RM: We should embrace the strangeness. Every time Jesus or His Apostles articulated the gospel, the response was the same: people assumed they were insane. In fact, when people didn’t see how crazy the gospel sounded, Jesus would often clarify until they did. When people see Christianity as strange, they are starting to actually hear it. What’s passing away before us, with the slow-motion collapse of the Bible Belt, is nominal, cultural Christianity, or “normal” American religion. J. Gresham Machen identified this as liberalism, no matter its politics. Good riddance. We now have the opportunity for people to see Christianity for what it really is, not a message on how to be a good American but a freakishly strange message of a virgin birth, bloody cross, and empty tomb. That freakishness saves.

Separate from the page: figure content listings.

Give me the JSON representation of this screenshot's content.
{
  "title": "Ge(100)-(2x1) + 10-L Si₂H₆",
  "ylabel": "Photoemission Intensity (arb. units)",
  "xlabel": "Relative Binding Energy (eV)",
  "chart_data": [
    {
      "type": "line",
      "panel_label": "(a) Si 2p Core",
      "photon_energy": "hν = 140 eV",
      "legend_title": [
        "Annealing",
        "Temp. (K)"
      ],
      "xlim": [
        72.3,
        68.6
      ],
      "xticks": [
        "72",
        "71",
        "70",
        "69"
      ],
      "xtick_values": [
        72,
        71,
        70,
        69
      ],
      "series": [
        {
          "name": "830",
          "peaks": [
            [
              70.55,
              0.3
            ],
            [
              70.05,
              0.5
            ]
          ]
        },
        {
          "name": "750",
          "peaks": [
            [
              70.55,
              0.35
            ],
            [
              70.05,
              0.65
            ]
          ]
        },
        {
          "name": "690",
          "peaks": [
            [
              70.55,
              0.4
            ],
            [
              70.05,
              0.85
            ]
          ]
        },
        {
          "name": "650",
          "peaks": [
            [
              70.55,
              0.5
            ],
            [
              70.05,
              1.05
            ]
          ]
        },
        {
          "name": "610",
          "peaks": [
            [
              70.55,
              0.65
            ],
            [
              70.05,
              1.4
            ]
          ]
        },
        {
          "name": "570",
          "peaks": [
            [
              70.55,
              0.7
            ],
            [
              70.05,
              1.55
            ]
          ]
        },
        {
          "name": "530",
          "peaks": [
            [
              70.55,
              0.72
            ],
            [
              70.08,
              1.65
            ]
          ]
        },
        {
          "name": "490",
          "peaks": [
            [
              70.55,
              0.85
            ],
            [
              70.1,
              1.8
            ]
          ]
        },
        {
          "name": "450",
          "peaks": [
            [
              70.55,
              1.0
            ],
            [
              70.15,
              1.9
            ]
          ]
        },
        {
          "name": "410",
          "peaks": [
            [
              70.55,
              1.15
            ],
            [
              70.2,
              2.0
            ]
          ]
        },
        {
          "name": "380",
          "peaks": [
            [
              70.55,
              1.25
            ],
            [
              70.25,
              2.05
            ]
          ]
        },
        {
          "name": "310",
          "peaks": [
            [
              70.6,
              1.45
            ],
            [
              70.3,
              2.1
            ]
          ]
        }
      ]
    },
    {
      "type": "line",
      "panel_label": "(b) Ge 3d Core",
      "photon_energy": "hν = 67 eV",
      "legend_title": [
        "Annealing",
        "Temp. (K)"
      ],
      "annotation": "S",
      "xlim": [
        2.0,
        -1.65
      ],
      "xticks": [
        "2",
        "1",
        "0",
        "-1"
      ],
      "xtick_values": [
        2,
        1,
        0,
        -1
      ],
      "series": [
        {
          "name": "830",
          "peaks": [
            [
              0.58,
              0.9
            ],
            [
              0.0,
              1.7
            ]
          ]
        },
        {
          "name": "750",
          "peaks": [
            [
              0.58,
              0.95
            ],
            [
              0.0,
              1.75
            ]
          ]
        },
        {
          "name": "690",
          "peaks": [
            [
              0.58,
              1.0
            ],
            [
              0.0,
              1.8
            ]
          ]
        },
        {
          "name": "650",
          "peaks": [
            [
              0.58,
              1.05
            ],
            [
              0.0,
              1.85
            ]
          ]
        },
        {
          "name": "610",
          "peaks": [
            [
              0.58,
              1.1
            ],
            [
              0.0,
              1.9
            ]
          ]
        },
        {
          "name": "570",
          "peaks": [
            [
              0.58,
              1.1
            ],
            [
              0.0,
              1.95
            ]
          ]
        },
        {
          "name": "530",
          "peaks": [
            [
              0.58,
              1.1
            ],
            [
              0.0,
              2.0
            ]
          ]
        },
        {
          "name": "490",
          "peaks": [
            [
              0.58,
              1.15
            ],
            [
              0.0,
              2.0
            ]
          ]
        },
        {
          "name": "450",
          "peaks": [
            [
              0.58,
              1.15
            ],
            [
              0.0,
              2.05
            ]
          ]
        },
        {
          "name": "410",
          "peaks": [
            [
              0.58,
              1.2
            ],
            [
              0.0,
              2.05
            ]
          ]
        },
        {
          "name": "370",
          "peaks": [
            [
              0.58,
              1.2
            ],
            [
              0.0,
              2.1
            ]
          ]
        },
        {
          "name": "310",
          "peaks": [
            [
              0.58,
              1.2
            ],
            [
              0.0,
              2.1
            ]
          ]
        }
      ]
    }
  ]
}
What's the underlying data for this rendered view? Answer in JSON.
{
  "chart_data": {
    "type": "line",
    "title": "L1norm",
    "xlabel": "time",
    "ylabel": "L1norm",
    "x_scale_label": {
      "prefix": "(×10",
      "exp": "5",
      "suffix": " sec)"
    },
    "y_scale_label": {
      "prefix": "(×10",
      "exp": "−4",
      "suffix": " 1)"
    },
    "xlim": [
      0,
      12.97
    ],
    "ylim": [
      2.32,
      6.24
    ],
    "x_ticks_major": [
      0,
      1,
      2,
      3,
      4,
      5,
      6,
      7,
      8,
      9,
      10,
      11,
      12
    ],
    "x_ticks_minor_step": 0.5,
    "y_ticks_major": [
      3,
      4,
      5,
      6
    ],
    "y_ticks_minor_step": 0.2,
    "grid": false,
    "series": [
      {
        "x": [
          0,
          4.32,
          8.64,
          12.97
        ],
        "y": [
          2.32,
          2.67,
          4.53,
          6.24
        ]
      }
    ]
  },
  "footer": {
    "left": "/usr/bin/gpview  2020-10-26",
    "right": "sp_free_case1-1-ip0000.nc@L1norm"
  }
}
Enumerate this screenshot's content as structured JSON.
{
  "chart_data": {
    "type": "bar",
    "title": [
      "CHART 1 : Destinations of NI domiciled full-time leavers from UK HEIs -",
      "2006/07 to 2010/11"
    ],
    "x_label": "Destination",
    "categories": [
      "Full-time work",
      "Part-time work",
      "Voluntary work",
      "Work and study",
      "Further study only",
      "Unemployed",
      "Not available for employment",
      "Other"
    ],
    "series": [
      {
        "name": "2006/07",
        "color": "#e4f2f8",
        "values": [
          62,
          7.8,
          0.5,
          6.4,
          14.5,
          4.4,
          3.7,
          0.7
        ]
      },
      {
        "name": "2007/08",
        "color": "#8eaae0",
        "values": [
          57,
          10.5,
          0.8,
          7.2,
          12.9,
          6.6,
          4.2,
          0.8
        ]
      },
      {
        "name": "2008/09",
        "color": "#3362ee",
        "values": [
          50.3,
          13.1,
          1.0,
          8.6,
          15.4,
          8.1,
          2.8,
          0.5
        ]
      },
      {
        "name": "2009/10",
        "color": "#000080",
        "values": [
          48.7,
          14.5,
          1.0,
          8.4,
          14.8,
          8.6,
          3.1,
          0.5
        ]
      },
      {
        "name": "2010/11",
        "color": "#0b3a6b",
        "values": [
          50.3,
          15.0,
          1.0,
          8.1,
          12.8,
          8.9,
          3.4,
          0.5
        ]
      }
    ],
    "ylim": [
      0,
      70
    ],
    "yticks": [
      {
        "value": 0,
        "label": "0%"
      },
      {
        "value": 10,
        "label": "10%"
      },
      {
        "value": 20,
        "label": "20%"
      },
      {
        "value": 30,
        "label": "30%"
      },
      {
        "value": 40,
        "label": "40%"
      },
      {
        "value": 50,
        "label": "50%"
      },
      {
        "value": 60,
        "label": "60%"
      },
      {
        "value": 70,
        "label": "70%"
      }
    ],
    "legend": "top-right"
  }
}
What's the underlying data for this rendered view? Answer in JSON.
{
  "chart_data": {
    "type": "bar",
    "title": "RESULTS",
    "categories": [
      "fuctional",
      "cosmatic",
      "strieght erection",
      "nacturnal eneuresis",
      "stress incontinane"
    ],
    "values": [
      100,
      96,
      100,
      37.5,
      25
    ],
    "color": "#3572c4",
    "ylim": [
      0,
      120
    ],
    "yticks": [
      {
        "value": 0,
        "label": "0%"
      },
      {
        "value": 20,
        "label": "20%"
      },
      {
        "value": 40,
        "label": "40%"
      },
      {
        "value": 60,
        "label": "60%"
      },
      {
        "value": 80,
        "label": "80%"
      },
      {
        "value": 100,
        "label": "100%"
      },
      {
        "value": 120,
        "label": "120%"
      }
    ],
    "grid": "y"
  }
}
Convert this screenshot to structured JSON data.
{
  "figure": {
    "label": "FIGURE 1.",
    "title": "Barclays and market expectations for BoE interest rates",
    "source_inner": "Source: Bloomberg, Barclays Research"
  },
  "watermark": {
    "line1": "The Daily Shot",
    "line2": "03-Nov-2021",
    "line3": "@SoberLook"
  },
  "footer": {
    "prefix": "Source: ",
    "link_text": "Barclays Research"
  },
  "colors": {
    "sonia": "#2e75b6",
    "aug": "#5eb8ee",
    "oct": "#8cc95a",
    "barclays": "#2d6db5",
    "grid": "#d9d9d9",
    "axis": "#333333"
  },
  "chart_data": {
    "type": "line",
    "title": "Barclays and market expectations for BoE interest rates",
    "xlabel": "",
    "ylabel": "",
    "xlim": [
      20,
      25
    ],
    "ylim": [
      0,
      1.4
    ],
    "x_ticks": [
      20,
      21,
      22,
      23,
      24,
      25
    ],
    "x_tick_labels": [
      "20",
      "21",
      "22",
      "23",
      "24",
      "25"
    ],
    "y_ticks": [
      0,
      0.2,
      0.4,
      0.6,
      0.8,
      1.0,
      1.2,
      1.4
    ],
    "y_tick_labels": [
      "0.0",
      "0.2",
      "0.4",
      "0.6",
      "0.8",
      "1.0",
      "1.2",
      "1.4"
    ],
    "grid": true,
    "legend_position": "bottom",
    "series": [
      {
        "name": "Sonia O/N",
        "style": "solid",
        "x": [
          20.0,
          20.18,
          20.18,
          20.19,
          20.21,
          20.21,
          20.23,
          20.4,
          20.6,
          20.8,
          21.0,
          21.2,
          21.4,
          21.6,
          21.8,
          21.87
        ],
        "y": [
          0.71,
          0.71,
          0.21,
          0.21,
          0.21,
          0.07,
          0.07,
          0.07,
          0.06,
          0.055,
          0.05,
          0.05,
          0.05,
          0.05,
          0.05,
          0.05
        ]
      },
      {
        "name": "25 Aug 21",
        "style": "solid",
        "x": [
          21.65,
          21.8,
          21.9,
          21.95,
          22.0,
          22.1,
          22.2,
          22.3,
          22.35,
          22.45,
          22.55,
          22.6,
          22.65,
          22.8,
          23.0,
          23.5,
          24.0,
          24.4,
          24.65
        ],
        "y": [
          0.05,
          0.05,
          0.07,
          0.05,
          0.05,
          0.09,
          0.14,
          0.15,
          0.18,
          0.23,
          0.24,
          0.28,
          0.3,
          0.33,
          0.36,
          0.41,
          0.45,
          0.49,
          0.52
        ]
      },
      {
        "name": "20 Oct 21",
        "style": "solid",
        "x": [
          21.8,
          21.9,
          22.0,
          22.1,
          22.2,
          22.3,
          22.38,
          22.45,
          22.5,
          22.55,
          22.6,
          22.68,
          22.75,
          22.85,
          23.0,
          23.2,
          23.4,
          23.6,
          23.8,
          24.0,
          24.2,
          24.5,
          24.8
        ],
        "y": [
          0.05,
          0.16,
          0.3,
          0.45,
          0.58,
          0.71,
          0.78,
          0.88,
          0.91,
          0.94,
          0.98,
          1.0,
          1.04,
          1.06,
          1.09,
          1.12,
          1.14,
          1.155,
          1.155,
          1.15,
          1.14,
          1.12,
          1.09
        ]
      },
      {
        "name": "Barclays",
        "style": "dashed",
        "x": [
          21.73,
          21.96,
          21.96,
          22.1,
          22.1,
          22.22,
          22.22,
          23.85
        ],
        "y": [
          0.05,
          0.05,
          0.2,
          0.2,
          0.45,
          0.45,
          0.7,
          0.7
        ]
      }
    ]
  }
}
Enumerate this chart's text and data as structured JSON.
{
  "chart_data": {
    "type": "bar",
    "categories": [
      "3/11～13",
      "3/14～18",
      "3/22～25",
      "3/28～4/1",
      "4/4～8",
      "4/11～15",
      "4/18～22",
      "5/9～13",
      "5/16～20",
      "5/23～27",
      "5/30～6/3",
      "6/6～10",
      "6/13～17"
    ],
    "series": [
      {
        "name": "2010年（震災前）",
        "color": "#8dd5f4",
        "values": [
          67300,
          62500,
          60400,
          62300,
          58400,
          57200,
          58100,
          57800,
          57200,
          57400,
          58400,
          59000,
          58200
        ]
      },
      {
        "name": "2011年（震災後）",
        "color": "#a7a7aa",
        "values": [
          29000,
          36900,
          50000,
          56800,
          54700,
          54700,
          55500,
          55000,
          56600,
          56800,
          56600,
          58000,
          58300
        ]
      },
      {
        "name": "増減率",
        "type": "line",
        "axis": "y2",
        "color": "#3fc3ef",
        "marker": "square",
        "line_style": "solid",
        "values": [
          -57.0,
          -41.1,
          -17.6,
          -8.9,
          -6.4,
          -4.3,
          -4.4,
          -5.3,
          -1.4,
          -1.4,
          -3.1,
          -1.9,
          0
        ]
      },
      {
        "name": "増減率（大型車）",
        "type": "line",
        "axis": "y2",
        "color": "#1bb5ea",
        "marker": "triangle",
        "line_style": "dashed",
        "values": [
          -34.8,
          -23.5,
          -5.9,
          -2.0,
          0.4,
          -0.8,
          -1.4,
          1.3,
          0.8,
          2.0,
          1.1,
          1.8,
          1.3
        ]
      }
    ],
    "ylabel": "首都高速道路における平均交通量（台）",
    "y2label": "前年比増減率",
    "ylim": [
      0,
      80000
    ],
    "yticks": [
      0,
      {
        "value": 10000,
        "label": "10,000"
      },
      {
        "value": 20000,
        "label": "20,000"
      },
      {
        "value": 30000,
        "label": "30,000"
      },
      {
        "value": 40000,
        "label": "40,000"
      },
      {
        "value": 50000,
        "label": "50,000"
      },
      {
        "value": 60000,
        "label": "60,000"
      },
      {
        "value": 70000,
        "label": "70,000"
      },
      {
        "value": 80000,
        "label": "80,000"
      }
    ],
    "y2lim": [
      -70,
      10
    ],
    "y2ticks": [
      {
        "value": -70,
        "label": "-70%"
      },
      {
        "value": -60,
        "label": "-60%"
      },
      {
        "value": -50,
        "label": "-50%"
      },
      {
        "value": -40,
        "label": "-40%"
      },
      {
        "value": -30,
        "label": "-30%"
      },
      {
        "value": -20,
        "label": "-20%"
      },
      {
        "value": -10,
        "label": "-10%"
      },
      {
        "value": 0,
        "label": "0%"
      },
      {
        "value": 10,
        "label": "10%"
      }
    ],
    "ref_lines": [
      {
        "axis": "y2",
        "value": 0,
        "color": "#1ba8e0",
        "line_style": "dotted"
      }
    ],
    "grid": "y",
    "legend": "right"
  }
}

At the same time, we must engage the outside world with convictional kindness. This is more than civility—it is active kindness toward those who disagree with us. Paul wrote that we should correct our opponents with gentleness that God might grant them repentance leading to knowledge of the truth (2 Tim. 2:25). Such kindness isn’t weakness or passivity. It is, in fact, spiritual warfare. People don’t change when they are vaporized by superior arguments. They change when they are confronted with a person, Jesus of Nazareth. Our end goal is not proving ourselves right; our end goal is to see people reconciled to God and to one another through the gospel (2 Cor. 5).